Driven by the power of the American economy, the world economy is growing slightly less than in 2017, but still more than average. The heyday is back. The - belated - fiscal stimulus led economists to revise upwards their estimates for the American economy. Inflation is picking up slowly and the Fed wants to raise interest rates by a quarter per quarter. There is no reason to keep interest rates extremely low, and the bank’s balance sheet could also be a lot smaller. After all, the economy is doing well.
Why should investors still be concerned? To clarify these concerns, we dive deeper into the world of money and credit data. Credit growth through American banks (Commercial & Industrial Loans) has increased to 5.4% in June. An acceleration from 1% earlier this year. In stark contrast money growth (M2) keeps declining. It has dropped to just 4.2% in June. The combination is good news for the US economy, but not for global markets.

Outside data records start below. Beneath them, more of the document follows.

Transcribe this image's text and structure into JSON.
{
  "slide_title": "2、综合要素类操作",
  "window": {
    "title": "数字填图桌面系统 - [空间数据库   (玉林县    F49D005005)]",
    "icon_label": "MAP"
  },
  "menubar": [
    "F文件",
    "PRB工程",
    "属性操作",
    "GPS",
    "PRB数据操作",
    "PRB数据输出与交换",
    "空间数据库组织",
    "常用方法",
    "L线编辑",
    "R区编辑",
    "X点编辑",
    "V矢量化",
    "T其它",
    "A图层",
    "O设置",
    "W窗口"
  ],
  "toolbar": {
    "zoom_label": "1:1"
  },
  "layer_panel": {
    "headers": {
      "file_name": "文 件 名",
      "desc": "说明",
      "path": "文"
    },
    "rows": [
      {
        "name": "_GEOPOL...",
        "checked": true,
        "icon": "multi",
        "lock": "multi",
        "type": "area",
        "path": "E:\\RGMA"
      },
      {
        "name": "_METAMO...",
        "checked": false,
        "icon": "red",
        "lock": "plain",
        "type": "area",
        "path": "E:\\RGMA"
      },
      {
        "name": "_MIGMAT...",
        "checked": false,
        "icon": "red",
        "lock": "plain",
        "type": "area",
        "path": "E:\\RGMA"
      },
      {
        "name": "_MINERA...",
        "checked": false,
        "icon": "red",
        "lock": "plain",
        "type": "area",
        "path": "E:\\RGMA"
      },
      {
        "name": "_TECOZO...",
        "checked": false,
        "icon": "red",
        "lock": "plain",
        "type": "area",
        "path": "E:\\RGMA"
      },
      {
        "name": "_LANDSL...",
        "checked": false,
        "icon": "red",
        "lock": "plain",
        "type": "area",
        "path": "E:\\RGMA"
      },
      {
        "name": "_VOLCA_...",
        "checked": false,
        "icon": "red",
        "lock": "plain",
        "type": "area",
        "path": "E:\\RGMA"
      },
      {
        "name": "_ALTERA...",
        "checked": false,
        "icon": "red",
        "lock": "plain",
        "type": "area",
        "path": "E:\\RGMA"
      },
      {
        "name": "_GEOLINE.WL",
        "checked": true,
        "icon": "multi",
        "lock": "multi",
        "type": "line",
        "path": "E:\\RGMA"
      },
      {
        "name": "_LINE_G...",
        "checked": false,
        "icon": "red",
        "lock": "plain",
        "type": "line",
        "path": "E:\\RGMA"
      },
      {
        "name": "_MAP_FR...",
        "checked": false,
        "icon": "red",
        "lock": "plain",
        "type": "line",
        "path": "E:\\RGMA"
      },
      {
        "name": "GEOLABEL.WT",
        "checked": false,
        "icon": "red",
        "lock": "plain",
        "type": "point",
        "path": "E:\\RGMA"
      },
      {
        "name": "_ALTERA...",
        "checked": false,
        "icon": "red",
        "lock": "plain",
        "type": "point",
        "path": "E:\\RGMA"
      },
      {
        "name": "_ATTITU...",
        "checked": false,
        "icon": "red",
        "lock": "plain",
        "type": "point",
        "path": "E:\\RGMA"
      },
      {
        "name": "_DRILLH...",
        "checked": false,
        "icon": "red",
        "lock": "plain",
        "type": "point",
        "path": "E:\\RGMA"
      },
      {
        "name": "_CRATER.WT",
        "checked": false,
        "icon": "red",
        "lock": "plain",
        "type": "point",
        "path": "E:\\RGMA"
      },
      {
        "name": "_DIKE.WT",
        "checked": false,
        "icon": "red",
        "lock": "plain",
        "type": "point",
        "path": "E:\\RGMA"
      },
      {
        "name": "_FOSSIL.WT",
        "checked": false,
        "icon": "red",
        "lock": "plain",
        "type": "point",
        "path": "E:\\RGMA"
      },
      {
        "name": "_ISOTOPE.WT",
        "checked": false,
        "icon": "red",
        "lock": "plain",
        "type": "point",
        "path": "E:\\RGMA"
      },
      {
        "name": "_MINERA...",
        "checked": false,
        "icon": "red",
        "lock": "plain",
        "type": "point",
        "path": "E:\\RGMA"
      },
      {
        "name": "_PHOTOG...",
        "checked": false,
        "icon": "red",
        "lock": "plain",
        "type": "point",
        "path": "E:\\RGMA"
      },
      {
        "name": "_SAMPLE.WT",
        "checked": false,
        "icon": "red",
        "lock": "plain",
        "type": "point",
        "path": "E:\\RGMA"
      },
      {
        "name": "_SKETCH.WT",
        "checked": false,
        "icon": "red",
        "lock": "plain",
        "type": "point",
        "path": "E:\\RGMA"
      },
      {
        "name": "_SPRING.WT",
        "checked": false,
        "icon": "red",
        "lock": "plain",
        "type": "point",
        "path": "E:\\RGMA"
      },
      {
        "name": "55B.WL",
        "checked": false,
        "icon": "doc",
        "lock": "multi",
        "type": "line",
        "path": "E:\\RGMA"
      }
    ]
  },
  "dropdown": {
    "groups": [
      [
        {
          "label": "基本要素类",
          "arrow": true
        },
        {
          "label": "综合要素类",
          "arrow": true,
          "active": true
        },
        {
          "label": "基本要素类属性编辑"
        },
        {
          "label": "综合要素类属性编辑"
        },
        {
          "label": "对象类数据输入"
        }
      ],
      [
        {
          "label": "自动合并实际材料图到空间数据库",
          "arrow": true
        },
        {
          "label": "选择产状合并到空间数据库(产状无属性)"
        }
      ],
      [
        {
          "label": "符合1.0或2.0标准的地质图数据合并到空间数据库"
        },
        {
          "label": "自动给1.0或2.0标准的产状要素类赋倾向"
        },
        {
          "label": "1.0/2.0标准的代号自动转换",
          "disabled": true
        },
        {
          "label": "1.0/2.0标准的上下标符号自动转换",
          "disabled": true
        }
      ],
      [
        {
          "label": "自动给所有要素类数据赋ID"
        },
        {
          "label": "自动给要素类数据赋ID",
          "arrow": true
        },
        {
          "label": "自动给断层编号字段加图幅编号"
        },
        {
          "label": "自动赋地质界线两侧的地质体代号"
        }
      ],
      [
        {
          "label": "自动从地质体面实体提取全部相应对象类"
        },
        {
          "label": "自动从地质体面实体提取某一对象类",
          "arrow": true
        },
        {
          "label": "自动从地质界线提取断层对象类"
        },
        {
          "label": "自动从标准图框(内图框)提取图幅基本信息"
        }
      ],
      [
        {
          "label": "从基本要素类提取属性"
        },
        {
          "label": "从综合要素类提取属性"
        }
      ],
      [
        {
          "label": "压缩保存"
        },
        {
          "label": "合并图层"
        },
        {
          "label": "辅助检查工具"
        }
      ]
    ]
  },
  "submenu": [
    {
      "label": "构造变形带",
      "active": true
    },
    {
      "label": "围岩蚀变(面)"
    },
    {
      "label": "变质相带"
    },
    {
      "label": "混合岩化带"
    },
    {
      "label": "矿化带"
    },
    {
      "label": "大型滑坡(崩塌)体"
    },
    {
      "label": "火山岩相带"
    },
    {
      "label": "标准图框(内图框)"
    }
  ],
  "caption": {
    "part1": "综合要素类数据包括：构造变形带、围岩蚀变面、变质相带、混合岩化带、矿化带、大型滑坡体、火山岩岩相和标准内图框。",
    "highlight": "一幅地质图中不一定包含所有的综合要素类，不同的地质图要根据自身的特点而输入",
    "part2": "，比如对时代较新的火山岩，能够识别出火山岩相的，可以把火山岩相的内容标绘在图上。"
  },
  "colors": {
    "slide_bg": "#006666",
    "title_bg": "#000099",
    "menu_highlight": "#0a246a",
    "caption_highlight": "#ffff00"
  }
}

For a long time, money being created did not end up in the real economy. I mean that part of the economy where companies build factories and hire people... Instead, money was stuck in the financial economy, pulling down interest rates and fueling speculation in financial assets. As companies increasingly rely on banks, less money is available for the financial economy. This implies a risk for those parts of the market that have significantly benefited from free money. It’s not a coincidence that spreads on corporate bonds are rising, and emerging market debt is under pressure. A nice consultant study shows that these are the places with most debt expansion.
The Fed makes policy focused on the American economy. And that economy is booming. Don’t expect the central bank to stop raising interest rates soon. The concerns lie more outside of the United States as global growth is no longer synchronized. Not all engines are firing on all cylinders. The Fed’s increase in interest rates doesn’t negatively affect its own economy; it puts pressure on the weaker countries and exposes areas where free money has led to overvaluation.
Now that the ECB, in response to the Fed, has announced that it will stop its quantitative easing, corporate bonds in Europe are also a weak spot. The other one is emerging countries, yet again.